Polisi Tangkap Pelaku Penganiayaan Pasutri

News Room, Senin ( 09/09 ) Pelaku penganiayaan terhadap pasutri bernama Sahuri (30), warga Desa Gadding, Kecamatan Manding, dan Nurhasanah (25), warga Desa Torjun, Kecamatan Torjun, Kabupaten Sampang, di Dusun Carmeh, Desa Gapura, Kecamatan Gapura, Sumenep, pada 7 September kemarin, akhirnya ditangkap petugas kepolisian di tempat persembunyiannya di tengah hutan sekitar lokasi kejadian, Minggu (8/9) kemarin. Penangkapan pelaku penganiayaan bernama Moh. Amin (50), warga Dusun Baksabaan, Desa Batuputih Laok, Kecamatan Batuputih, setelah petugas mendapat informasi ada orang tidur dalam hutan dari salah satu masyarakat setempat, yang sedang mencari kayu bakar ke hutan. Dengan laporan itu, petugas kepolisian dari Polsek Gapura langsung meluncur ke TKP setelah berkordinasi dengan kepala desa setempat, dan ternyata benar petugas menemukan orang sedang tidur pulas dalam hutan. Tanpa membuang waktu petugas langsung menagkap orang tersebut dan mengamankan barang bukti berupa sebilah clurit yang terletak di samping korban. Dari hasil pemeriksaan, pelaku melakukan penganiayaan terhadap korban bersama tiga orang rekannya dengan memakai topeng sambil mengendarai sepeda motor, namun saat menganiaya korban, pelaku menganiaya korban sendirian, sementara rekannya tetap berada diatas sepeda motor, setelah korban roboh dan sudah tidak berdaya, pelaku melarikan diri bersama rekan-rekannya. Kapolres Sumenep, AKBP Marjoko, Membenarkan jika pihaknya telah menangkap satu orang pelaku penganiayaan di Dusun Carmeh, Desa Gapura, Kecamatan Gapura. Dan pihaknya sudah melakukan pemeriksaan terhadap pelaku serta mengamankan sebilah clurit yang dipergunakan pelaku menganiaya korban. “Dari hasil pemeriksaan petugas, pelaku Moh Amin menganiaya korban sendirian, sementara rekan-rekannya hanya menunggu di atas sepeda motor,”kata Marjoko.
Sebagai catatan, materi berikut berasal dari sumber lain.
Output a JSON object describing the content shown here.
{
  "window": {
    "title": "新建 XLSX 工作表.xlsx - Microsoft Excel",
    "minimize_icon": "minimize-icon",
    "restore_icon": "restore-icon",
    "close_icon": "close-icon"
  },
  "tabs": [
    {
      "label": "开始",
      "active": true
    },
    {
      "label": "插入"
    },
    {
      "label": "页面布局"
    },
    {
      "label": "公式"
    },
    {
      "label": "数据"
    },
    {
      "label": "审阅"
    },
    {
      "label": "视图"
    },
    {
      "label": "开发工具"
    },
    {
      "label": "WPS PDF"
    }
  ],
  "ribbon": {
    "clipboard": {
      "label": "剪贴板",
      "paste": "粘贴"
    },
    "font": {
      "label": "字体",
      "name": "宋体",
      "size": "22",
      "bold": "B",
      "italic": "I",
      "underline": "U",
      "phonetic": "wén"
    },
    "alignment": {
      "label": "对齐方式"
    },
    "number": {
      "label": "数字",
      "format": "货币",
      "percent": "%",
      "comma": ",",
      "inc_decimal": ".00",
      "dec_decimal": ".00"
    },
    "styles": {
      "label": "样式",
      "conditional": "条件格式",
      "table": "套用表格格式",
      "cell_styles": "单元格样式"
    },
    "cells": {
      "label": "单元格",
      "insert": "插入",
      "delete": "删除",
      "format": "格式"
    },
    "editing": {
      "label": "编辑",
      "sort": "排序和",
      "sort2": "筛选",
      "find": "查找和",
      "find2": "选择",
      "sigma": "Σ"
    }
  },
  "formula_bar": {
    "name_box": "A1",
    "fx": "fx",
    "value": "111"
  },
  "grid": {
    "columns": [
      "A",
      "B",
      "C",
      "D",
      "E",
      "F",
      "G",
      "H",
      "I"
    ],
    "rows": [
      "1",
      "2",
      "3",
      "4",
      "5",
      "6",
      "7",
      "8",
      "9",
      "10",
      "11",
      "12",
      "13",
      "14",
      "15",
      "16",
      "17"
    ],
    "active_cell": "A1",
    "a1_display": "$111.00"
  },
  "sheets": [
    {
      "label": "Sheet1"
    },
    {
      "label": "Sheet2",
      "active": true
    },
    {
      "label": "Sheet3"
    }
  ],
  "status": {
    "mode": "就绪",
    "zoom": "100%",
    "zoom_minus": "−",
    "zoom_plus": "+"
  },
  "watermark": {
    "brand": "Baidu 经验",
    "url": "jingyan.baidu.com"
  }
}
Dikatakan, pelaku penganiayaan berjumlah tiga orang dengan mengendarai satu sepeda motor alias bonceng tiga, sementara pelaku duduk paling belakang sehingga saat akan menganiaya korban hanya pelaku yang turun dan melakukan aksinya. “Kami akan terus melakukan lidik apa motif dari penganiayaan ini, apa unsur suruhan atau perampokan, untuk sementara akan kami kembangkan dulu hasil dari pemeriksaan tersangka,”terangnya. ( Nita, Esha )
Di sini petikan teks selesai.